A 2D and 3D PyTorch implementation of the Tiramisu CNN
This package is primarily used for multiple sclerosis (MS) lesion segmentation; specifically, T2 lesions in the brain.
- Free software: Apache Software License 2.0
- Documentation: https://tiramisu-brulee.readthedocs.io.
The easiest way to install the package is with:
pip install tiramisu-brulee
Alternatively, you can download the source and run:
python setup.py install
If you want a CLI to train a lesion segmentation model
(or work with anything in the experiment
subpackage), install with:
pip install "tiramisu-brulee[lesionseg]"
Import the 2D or 3D Tiramisu version with:
from tiramisu_brulee.model import Tiramisu2d, Tiramisu3d
If you install tiramisu-brulee with [lesionseg]
extras, then you
can train a lesion segmentation Tiramisu CNN and predict with:
lesion-train ... lesion-predict ... lesion-predict-image ...
Use the --help
option to see the arguments.

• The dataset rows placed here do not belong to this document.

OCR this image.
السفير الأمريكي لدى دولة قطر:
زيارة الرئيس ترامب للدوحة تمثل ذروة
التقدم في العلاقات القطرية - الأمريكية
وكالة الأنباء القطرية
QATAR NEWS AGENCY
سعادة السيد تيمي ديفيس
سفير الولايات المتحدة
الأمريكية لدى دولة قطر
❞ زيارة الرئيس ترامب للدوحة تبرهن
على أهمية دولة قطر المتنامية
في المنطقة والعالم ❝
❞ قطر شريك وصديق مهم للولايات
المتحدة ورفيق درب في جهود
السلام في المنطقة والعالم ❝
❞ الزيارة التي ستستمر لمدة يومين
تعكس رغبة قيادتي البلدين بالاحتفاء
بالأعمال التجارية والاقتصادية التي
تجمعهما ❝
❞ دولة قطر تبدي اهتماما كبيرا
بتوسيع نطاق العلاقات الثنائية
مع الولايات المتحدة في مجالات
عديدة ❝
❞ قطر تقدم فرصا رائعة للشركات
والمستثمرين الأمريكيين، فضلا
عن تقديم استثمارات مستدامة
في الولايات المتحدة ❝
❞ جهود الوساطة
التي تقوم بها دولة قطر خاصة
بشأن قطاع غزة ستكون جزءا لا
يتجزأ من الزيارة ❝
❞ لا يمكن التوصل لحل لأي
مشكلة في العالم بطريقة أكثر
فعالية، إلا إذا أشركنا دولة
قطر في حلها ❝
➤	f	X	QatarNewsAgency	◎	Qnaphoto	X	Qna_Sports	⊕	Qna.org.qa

See the documentation for a
tutorial on how to use the CLIs.
[1] Jégou, Simon, et al. "The one hundred layers tiramisu: Fully convolutional densenets for semantic segmentation." CVPR. 2017.
[2] Zhang, Huahong, et al. "Multiple sclerosis lesion segmentation with Tiramisu and 2.5D stacked slices." International Conference on Medical Image Computing and Computer-Assisted Intervention. Springer, Cham, 2019.
Why is the name tiramisù-brûlée? Well, tiramisù is named after the neural network [1] whose name is inspired by the dessert; however, tiramisu—by itself—was already taken as a package on PyPI. I added brûlée to get around the existence of that package and because this package is written in PyTorch (torch -> burnt). Plus brûlée in English is often associated with the dessert crème brûlée. Why combine an Italian word (tiramisù) with a French word (brûlée)? Because I didn't think about it until after I already deployed the package to PyPI.